I think they're behind the eight ball. To be candid, I think there are some schools that have been, more forward leaning than others in the last couple of decades, and they are perhaps in a better position by culture and by historical accomplishment to make the kinds of changes that are needed. But by and large, I believe most colleges and universities are stuck in a very traditional modality.
They are clinging to something that they care very deeply about. And they should, but they're allowing that sort of, nostalgic view of what higher education wants to prevent them from thinking about what higher education needs to be. Today, I mentioned previously that there's this gap between what we are able to deliver and what the society today is asking us to deliver.
The world has moved quickly. Higher education has moved very slowly, if at all. And so that gap has widened. Right now we're being challenged because the pace of change at higher education is traditionally so slow because of our own inherent systems and structures and policies and practices inherited. And as we stumble through incremental change, we're no closer to being aligned with where the rest of the world is by the time we get through that change.

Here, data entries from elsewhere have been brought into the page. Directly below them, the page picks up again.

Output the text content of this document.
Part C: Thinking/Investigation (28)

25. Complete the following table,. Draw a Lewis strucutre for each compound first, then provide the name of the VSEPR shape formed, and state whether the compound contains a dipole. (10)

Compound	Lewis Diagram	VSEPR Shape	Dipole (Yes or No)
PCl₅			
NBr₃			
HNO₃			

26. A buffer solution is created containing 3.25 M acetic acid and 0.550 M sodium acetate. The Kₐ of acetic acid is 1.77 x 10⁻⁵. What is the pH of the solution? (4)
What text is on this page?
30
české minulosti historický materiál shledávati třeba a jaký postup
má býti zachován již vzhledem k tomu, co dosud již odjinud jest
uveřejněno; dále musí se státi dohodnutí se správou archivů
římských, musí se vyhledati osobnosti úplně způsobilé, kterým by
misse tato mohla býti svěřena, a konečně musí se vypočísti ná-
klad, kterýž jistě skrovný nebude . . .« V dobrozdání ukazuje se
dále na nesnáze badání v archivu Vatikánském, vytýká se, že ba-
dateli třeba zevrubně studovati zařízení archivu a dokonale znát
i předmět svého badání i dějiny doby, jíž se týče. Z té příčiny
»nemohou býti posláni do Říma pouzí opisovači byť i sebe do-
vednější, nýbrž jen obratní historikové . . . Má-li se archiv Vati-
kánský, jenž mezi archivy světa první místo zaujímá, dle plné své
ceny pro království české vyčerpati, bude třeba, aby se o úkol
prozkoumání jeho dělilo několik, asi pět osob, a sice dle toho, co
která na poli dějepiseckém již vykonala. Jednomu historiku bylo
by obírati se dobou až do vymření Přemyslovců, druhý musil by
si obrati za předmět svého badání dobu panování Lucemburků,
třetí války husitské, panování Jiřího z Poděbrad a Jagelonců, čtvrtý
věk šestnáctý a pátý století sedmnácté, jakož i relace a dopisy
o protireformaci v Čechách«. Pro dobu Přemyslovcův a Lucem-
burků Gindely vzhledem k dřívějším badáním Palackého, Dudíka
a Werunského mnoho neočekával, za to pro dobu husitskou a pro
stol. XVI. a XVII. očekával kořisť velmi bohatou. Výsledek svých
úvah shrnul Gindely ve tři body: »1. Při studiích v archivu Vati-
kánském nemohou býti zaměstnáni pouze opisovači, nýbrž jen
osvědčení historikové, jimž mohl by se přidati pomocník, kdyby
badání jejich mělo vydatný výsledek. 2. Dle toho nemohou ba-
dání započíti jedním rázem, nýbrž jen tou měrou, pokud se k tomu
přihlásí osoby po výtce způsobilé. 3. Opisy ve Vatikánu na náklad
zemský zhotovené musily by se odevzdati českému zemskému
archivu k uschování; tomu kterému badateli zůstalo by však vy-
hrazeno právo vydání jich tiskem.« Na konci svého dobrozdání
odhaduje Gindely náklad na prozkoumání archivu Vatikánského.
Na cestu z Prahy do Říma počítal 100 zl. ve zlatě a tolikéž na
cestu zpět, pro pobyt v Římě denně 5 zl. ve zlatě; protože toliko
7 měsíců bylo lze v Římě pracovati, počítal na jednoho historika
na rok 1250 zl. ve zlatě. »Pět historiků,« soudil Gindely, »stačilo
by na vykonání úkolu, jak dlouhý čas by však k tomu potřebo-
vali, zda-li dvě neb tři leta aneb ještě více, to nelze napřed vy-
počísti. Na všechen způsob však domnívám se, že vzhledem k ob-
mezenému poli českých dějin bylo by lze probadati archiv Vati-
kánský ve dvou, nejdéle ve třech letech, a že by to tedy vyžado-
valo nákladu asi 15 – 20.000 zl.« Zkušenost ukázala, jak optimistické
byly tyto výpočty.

So there is some sort of seismic shift needed. And you could argue that the politics locally and politics globally may be, the seismic shift or forcing the seismic shift that we need. Whatever is coming, whatever changes, are being forced upon us or will be forced to make as a federal government and world governments change their priorities, these are long overdue.
And so higher ed can either get on board and take stock of its own future and reposition itself to be that invaluable institution to public good and to societal prosperity. Or they can become less and less relevant and less and less dependent upon for evolving the country and producing the graduates for the workforce, and ultimately, there'll be fewer institutions because the demand will just be a lot lower.
You know, ours is an industry around the world that still dresses up a couple of times a year in medieval robes. Right. It's not that we don't value that. And it's not that we don't cherish the historical roots. And it's not that we don't want to respect our tradition, but the world is different. And if our shared governance system in its current incarnation is not, enabling the university to realize needed change, we should revisit that and think, how can we position shared governance, which is critically important?
It's second oldest only to the church at universities. How can we position shared governance to take its role in really helping to shape, drive and, secure the future of the university and tenure is, you know, look, those of us who were privileged enough to have earned tenure, we want to cling to tenure. I get that, but there have to be, multiple pathways, multiple types of faculty for bringing into the university, particularly as we move beyond, traditional domains of scholarship, particularly as we move beyond the teaching and research, and even teaching, research and outreach domains as we bring in more experiential learning, as we bring in, more career services, as we bring in more offsite education, as we allow students greater flexibility to to not only, study disparate topics, but to learn in different ways. The singular modality of instructional faculty or even at tenure track faculty. That's probably not going to serve us well in the future.